What has been one of your greatest successes as a teacher?
Each year, I am confident that a majority of my students leave my classes having the proper tools to make qualified decisions for themselves in participating in a democratic society. That, and a solid understanding of how organized labor has made the lives of their ancestors, and therefore their lives, that much better, gives me hope that they will see the value that unions bring to our communities as a whole or at large and makes our world a better place for the vast majority of people. History is a learning experience, and unless you have a growth mindset and are willing to fail and learn from those mistakes, you are doomed to an endless cycle of ignorance and the same repeated mistakes, perhaps with ever-increasing consequences. My job is to help our future workers and leaders to break that cycle, become enlightened, and continue to strive to make our future world a better place for all generations of humans to come. And that is the greatest successful outcome I can hope for.

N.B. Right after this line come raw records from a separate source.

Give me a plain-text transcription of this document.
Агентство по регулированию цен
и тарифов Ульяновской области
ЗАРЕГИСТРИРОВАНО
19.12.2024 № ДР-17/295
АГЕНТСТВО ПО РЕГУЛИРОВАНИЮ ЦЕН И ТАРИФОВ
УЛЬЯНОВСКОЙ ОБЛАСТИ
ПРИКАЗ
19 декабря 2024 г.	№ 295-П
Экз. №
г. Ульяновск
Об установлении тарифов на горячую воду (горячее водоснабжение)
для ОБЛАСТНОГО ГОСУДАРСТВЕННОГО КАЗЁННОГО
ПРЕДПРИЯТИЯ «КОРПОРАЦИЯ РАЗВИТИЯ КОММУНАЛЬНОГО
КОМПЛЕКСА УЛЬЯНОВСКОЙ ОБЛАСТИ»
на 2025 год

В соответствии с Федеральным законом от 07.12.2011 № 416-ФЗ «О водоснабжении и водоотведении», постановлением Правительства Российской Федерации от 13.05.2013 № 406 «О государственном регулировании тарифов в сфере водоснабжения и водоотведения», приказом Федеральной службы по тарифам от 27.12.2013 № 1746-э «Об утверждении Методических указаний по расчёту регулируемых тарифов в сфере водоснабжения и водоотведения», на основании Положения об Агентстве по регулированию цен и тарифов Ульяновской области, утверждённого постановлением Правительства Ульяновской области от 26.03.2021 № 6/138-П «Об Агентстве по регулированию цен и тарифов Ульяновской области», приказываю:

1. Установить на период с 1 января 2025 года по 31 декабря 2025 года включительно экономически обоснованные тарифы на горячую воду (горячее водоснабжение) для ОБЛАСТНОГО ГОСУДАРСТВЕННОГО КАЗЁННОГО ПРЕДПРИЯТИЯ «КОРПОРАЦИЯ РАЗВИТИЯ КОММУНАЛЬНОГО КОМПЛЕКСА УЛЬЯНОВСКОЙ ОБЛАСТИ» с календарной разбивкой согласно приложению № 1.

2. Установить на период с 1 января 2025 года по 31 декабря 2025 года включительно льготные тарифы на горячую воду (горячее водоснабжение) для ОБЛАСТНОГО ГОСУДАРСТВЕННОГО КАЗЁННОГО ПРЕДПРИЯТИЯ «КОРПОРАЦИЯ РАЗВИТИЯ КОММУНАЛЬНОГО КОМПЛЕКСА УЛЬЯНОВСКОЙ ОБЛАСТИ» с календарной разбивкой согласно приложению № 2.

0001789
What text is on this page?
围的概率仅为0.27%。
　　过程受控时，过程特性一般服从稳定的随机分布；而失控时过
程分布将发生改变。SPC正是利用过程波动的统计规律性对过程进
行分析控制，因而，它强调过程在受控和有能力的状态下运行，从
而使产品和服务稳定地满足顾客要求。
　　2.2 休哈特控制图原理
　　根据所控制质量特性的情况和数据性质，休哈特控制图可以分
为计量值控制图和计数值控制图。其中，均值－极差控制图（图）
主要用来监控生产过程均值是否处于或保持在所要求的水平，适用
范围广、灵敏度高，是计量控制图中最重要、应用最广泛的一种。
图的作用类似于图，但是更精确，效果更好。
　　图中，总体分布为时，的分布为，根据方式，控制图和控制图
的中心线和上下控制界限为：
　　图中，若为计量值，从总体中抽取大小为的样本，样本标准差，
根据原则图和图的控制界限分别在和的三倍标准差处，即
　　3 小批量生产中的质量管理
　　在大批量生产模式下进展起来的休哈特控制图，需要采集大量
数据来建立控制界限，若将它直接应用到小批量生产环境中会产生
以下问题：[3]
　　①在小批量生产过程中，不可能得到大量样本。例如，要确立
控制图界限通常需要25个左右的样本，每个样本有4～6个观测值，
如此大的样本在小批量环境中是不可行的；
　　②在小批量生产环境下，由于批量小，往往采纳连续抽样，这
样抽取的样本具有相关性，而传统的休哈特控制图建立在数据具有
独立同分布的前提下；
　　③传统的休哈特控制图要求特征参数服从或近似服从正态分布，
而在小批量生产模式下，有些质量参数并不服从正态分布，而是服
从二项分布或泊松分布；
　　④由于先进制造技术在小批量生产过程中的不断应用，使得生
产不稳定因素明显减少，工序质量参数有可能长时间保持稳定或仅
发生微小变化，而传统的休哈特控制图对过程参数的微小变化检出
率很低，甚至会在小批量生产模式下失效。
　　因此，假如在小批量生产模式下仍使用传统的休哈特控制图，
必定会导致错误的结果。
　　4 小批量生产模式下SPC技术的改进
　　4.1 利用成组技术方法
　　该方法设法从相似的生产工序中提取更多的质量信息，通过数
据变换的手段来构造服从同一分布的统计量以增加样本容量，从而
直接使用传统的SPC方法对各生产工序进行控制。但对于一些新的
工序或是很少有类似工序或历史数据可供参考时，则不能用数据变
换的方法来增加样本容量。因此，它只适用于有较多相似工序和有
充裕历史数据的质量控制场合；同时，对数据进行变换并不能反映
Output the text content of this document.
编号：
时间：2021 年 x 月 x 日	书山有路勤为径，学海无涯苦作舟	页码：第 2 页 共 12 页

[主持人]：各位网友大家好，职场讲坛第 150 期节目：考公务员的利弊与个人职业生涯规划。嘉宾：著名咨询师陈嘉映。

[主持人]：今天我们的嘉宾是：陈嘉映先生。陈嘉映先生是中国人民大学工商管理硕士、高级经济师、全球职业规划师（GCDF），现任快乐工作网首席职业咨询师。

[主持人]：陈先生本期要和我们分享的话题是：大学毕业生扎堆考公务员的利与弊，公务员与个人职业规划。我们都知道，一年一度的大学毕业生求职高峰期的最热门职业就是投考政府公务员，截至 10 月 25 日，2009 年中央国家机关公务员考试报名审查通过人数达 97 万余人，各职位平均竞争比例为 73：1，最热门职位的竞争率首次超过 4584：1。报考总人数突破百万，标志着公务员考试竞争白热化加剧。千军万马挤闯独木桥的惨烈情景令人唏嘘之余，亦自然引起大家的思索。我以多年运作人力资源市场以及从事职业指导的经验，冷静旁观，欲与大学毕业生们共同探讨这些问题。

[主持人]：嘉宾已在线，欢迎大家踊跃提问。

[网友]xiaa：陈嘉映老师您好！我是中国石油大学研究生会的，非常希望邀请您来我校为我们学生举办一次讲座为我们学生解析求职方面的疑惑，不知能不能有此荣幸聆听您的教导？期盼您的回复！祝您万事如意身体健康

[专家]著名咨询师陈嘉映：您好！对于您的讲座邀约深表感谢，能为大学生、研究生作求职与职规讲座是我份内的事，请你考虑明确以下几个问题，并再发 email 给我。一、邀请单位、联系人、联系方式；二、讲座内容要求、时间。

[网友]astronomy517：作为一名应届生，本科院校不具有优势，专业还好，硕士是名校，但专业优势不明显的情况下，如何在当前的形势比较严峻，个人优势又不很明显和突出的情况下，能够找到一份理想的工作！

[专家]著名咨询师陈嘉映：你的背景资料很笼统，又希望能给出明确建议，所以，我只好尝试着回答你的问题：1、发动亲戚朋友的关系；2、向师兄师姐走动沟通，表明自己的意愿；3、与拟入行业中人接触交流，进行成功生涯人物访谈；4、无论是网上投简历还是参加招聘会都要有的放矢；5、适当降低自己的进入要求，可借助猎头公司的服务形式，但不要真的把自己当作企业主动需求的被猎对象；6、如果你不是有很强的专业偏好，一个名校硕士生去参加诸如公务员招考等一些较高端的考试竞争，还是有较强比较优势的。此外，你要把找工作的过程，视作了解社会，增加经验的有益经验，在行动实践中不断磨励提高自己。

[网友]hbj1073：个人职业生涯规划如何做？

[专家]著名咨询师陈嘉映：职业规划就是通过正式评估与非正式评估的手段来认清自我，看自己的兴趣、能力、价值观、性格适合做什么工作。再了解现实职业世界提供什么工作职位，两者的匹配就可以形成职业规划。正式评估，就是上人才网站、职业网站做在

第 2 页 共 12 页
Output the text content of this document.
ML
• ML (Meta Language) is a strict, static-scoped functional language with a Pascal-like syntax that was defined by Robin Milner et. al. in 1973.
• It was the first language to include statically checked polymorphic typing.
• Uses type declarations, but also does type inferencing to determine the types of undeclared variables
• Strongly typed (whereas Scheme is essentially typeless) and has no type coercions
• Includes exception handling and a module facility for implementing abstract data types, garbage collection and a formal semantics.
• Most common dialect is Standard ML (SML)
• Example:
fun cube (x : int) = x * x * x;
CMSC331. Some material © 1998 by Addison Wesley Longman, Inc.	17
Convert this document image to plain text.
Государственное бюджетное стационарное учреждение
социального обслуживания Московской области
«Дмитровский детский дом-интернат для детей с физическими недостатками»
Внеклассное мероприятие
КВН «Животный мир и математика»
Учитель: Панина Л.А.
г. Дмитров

Brian Lees is a 28-year veteran public elementary school teacher currently teaching 5th grade at a school in the Sabre Springs neighborhood of the Poway Unified School District. During his time as an educator, he has spent 25 of those years as a school site union representative, the last five years as a delegate from his union to the San Diego-Imperial Counties Labor Council, many months as a key organizer of frequent food distributions in conjunction with the Labor Council and Palomar College during the height of the COVID pandemic (June 2020 to November 2021), and most recently was appointed as the Secretary of the COPE Committee for his union, the Poway Federation of Teachers (AFT Local 2357). The son of two retired teachers who also volunteered their time as union leaders, one as a site rep in San Bernardino City Schools and the other as an executive director in Associated Teachers of Metropolitan Riverside, he comes from a long line of educators and active pro-labor advocates. He lives in northeast Escondido with his two dogs and 8-year-old daughter, and his hobbies include reading, writing, composing music, and photography, the last of which he hopes to share in future issues of The Jumping-Off Place, in a photo essay series called “My Esco.”